Transforming CSV data to RDF with Grafter
Part of my work is to develop pipelines to transform already existing Open Data (Usually CSVs in some data portal, like CKAN) into RDF and hopefully Linked Data. If I have to do the transformation myself, interactively, I normally use Google Refine with the RDF plugin. However, what I need now is a batch pipeline that I can plug into a bigger Java platform.
Therefore, I’m looking at Grafter. Even though I have never programmed in Clojure (or any other functional language whatsoever!), Grafter’s approach seems very sensible and intuitive. Additionally, I have always wanted to use Tawny-OWL, so probably it will be easier if I learn a bit of Clojure with Grafter first. Coming from Java/Perl/Python, the functional approach felt a bit weird in the beggining, but it actually makes more sense when defining pipelines to process data.
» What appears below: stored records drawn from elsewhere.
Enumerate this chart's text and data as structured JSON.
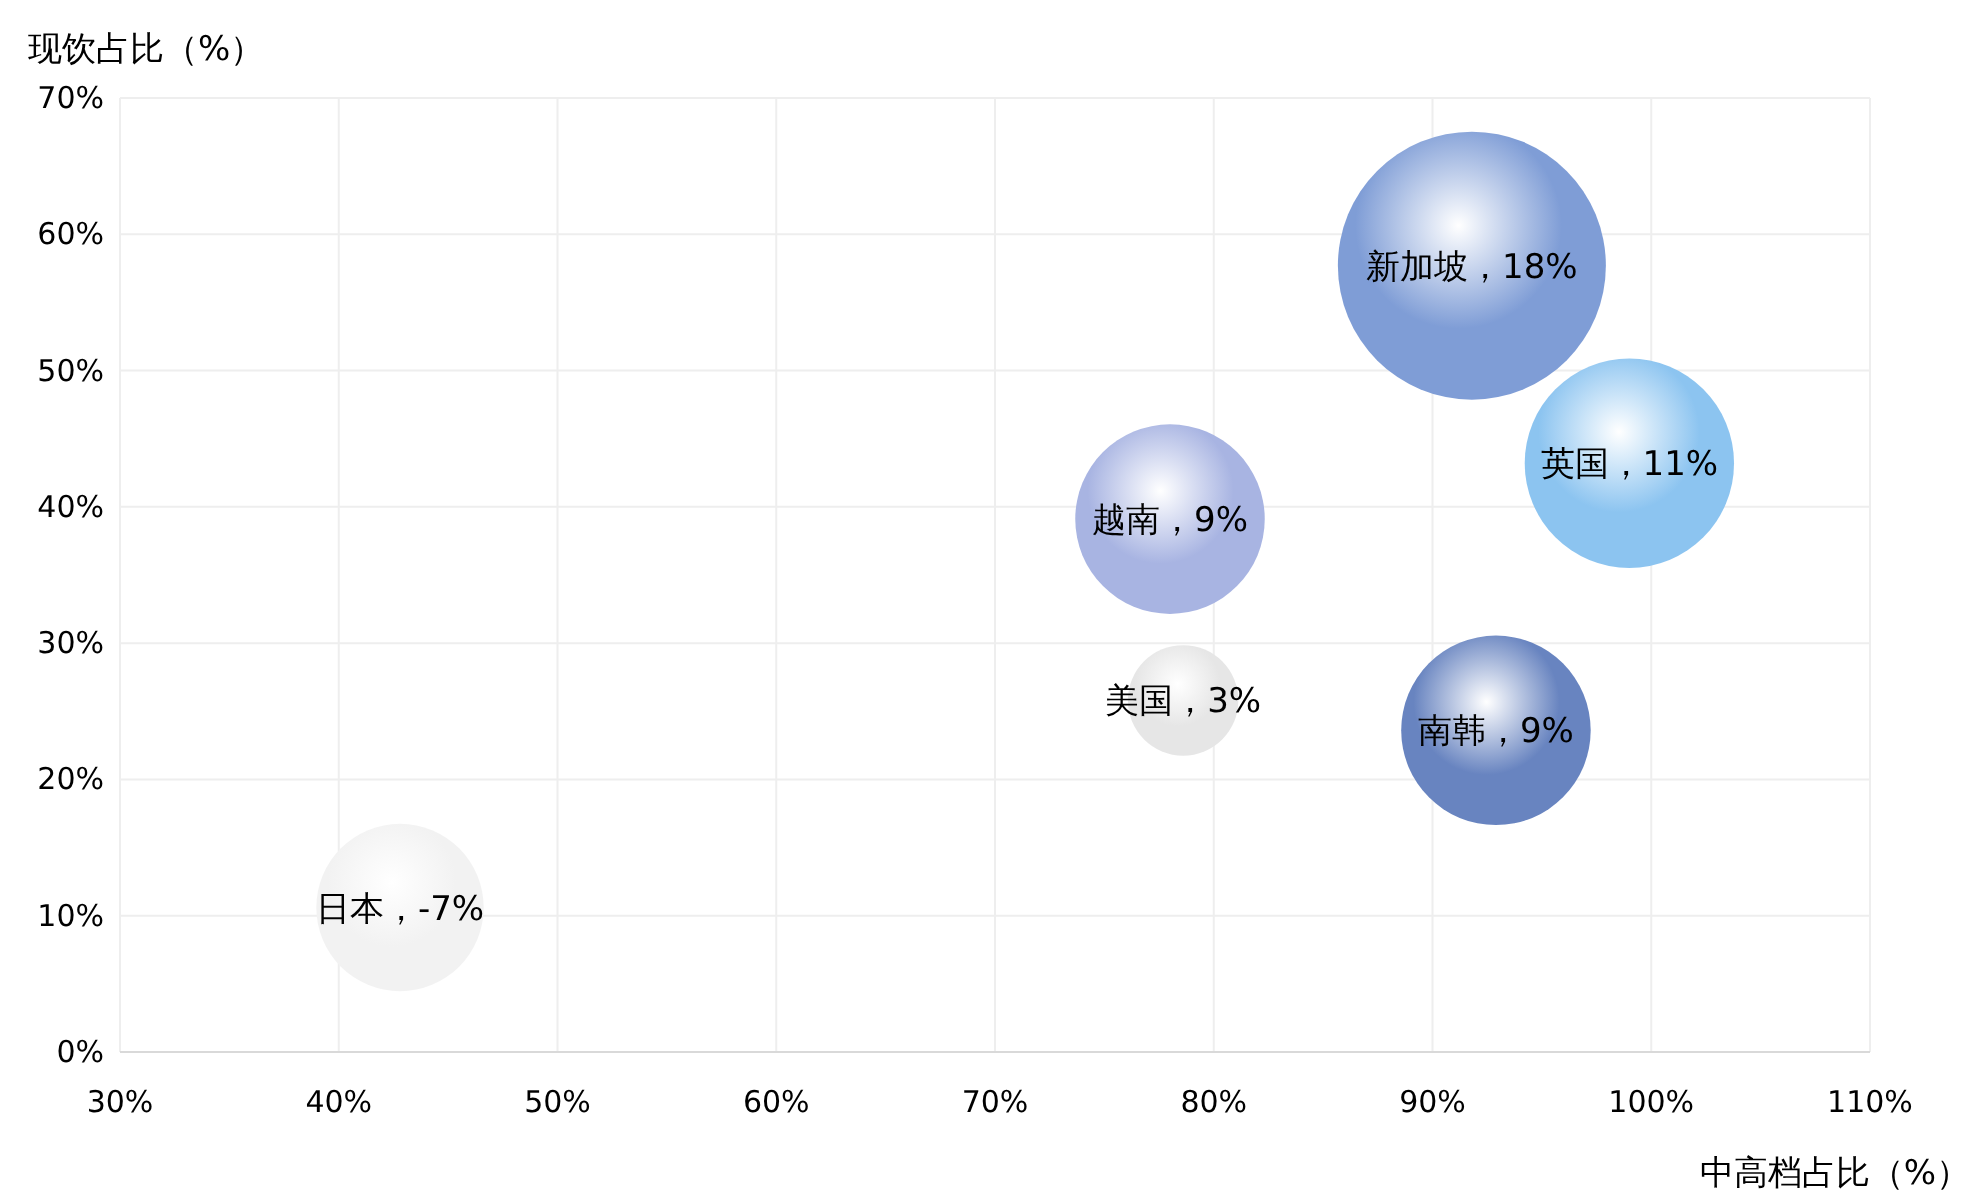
{
  "chart_data": {
    "type": "bubble",
    "xlabel": "中高档占比（%）",
    "ylabel": "现饮占比（%）",
    "x": [
      91.8,
      99,
      78,
      78.6,
      92.9,
      42.8
    ],
    "values": [
      57.7,
      43.2,
      39.1,
      25.8,
      23.6,
      10.6
    ],
    "sizes": [
      1,
      0.61,
      0.5,
      0.17,
      0.5,
      0.39
    ],
    "colors": [
      "#7f9dd6",
      "#8cc4f0",
      "#a8b4e2",
      "#e6e6e6",
      "#6884c0",
      "#f2f2f2"
    ],
    "annotations": [
      {
        "text": "新加坡，18%",
        "x": 91.8,
        "y": 57.7
      },
      {
        "text": "英国，11%",
        "x": 99,
        "y": 43.2
      },
      {
        "text": "越南，9%",
        "x": 78,
        "y": 39.1
      },
      {
        "text": "美国，3%",
        "x": 78.6,
        "y": 25.8
      },
      {
        "text": "南韩，9%",
        "x": 92.9,
        "y": 23.6
      },
      {
        "text": "日本，-7%",
        "x": 42.8,
        "y": 10.6
      }
    ],
    "xlim": [
      30,
      110
    ],
    "xticks": [
      {
        "value": 30,
        "label": "30%"
      },
      {
        "value": 40,
        "label": "40%"
      },
      {
        "value": 50,
        "label": "50%"
      },
      {
        "value": 60,
        "label": "60%"
      },
      {
        "value": 70,
        "label": "70%"
      },
      {
        "value": 80,
        "label": "80%"
      },
      {
        "value": 90,
        "label": "90%"
      },
      {
        "value": 100,
        "label": "100%"
      },
      {
        "value": 110,
        "label": "110%"
      }
    ],
    "ylim": [
      0,
      70
    ],
    "yticks": [
      {
        "value": 0,
        "label": "0%"
      },
      {
        "value": 10,
        "label": "10%"
      },
      {
        "value": 20,
        "label": "20%"
      },
      {
        "value": 30,
        "label": "30%"
      },
      {
        "value": 40,
        "label": "40%"
      },
      {
        "value": 50,
        "label": "50%"
      },
      {
        "value": 60,
        "label": "60%"
      },
      {
        "value": 70,
        "label": "70%"
      }
    ],
    "grid": true
  }
}
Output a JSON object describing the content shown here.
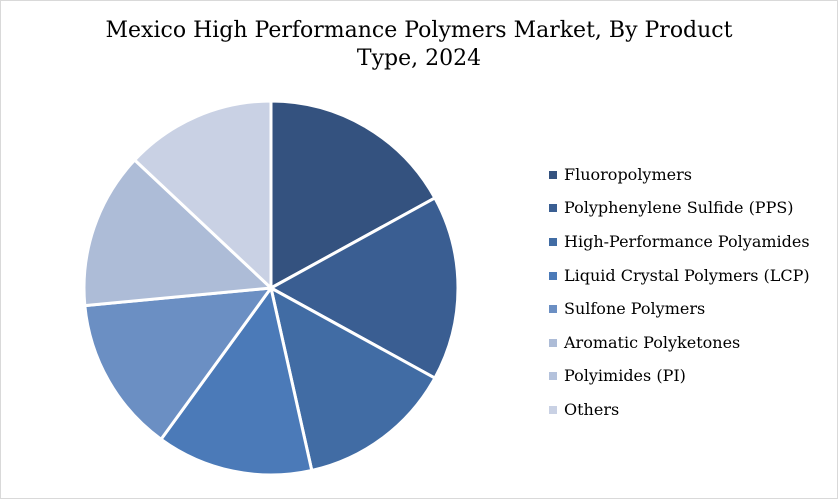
{
  "chart_data": {
    "type": "pie",
    "title": "Mexico High Performance Polymers Market, By Product Type, 2024",
    "title_lines": [
      "Mexico High Performance Polymers Market, By Product",
      "Type, 2024"
    ],
    "legend_position": "right",
    "slices": [
      {
        "label": "Fluoropolymers",
        "value": 17,
        "color": "#34527f"
      },
      {
        "label": "Polyphenylene Sulfide (PPS)",
        "value": 16,
        "color": "#3a5e92"
      },
      {
        "label": "High-Performance Polyamides",
        "value": 13.5,
        "color": "#416ca4"
      },
      {
        "label": "Liquid Crystal Polymers (LCP)",
        "value": 13.5,
        "color": "#4b7ab8"
      },
      {
        "label": "Sulfone Polymers",
        "value": 13.5,
        "color": "#6b8fc3"
      },
      {
        "label": "Aromatic Polyketones",
        "value": 13.5,
        "color": "#adbcd7"
      },
      {
        "label": "Polyimides (PI)",
        "value": 0,
        "color": "#b4c2dc"
      },
      {
        "label": "Others",
        "value": 13,
        "color": "#c9d1e4"
      }
    ]
  }
}
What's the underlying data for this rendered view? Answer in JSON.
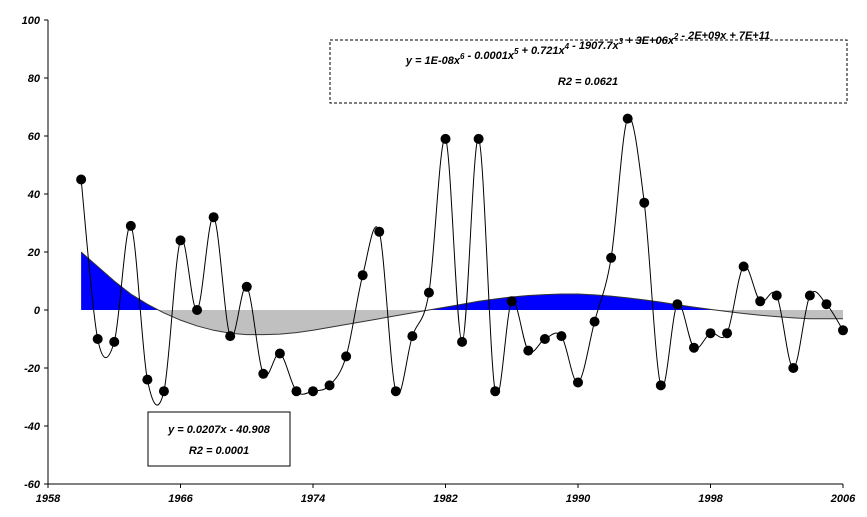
{
  "chart_data": {
    "type": "line",
    "x": [
      1960,
      1961,
      1962,
      1963,
      1964,
      1965,
      1966,
      1967,
      1968,
      1969,
      1970,
      1971,
      1972,
      1973,
      1974,
      1975,
      1976,
      1977,
      1978,
      1979,
      1980,
      1981,
      1982,
      1983,
      1984,
      1985,
      1986,
      1987,
      1988,
      1989,
      1990,
      1991,
      1992,
      1993,
      1994,
      1995,
      1996,
      1997,
      1998,
      1999,
      2000,
      2001,
      2002,
      2003,
      2004,
      2005,
      2006
    ],
    "series": [
      {
        "color": "#000000",
        "values": [
          45,
          -10,
          -11,
          29,
          -24,
          -28,
          24,
          0,
          32,
          -9,
          8,
          -22,
          -15,
          -28,
          -28,
          -26,
          -16,
          12,
          27,
          -28,
          -9,
          6,
          59,
          -11,
          59,
          -28,
          3,
          -14,
          -10,
          -9,
          -25,
          -4,
          18,
          66,
          37,
          -26,
          2,
          -13,
          -8,
          -8,
          15,
          3,
          5,
          -20,
          5,
          2,
          -7
        ]
      },
      {
        "positive_color": "#0000ff",
        "negative_color": "#c0c0c0",
        "values": [
          20,
          15,
          10,
          5.5,
          2,
          -1,
          -3.5,
          -5.5,
          -7,
          -8,
          -8.5,
          -8.5,
          -8.3,
          -7.8,
          -7,
          -6,
          -5,
          -4,
          -3,
          -2,
          -1,
          0,
          1,
          2,
          3,
          3.8,
          4.5,
          5,
          5.3,
          5.5,
          5.5,
          5.2,
          4.8,
          4.2,
          3.5,
          2.7,
          1.8,
          1,
          0.2,
          -0.5,
          -1.2,
          -1.8,
          -2.3,
          -2.7,
          -3,
          -3,
          -3
        ]
      }
    ],
    "xlim": [
      1958,
      2006
    ],
    "xticks": [
      1958,
      1966,
      1974,
      1982,
      1990,
      1998,
      2006
    ],
    "ylim": [
      -60,
      100
    ],
    "yticks": [
      -60,
      -40,
      -20,
      0,
      20,
      40,
      60,
      80,
      100
    ],
    "annotations": [
      {
        "terms": [
          {
            "base": "y = 1E-08x",
            "sup": "6"
          },
          {
            "base": " - 0.0001x",
            "sup": "5"
          },
          {
            "base": " + 0.721x",
            "sup": "4"
          },
          {
            "base": " - 1907.7x",
            "sup": "3"
          },
          {
            "base": " + 3E+06x",
            "sup": "2"
          },
          {
            "base": " - 2E+09x + 7E+11"
          }
        ],
        "r2": "R2 = 0.0621"
      },
      {
        "terms": [
          {
            "base": "y = 0.0207x - 40.908"
          }
        ],
        "r2": "R2 = 0.0001"
      }
    ]
  }
}
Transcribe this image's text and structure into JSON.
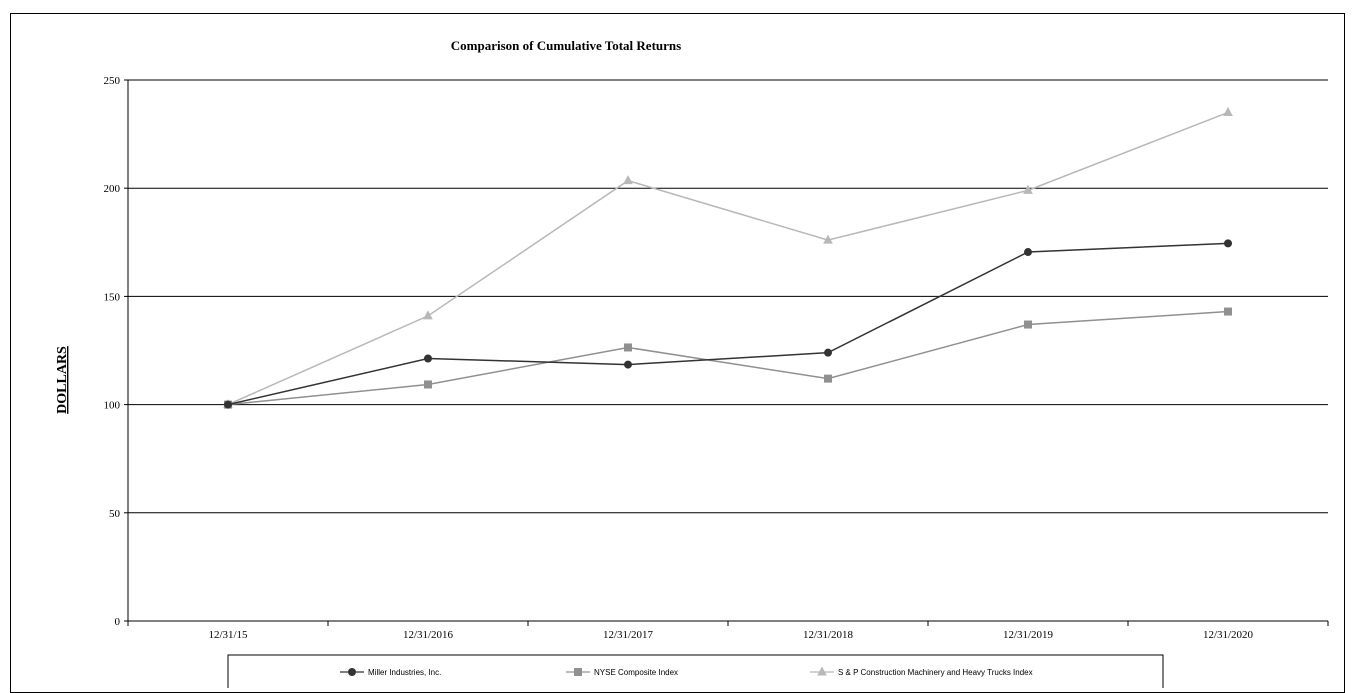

I have gone through the Grafter guide using Leiningen in Ubuntu 14.04. So far so good (I had to install Leiningen manually though, since Ubuntu’s Leiningen package was very outdated). In order to run the Grafter example in Eclipse (Mars), or any other Clojure program, one needs to install first the CounterClockWise plugin. Note that if you want to also use GitHub, like me, there is bug that prevents the project from being properly cloned, when you choose the “New project wizard”: I cloned with the General project wizard, copied the files from another Grafter project, and surprisingly it worked (trying to convert the project to Leiningen/Clojure didn’t work!).
My progress converting data obtained in Gipuzkoa Irekia to RDF can be seen at GitHub. Also, I’m aiming at adding Data Cube SPARQL constraints as Clojure test, here.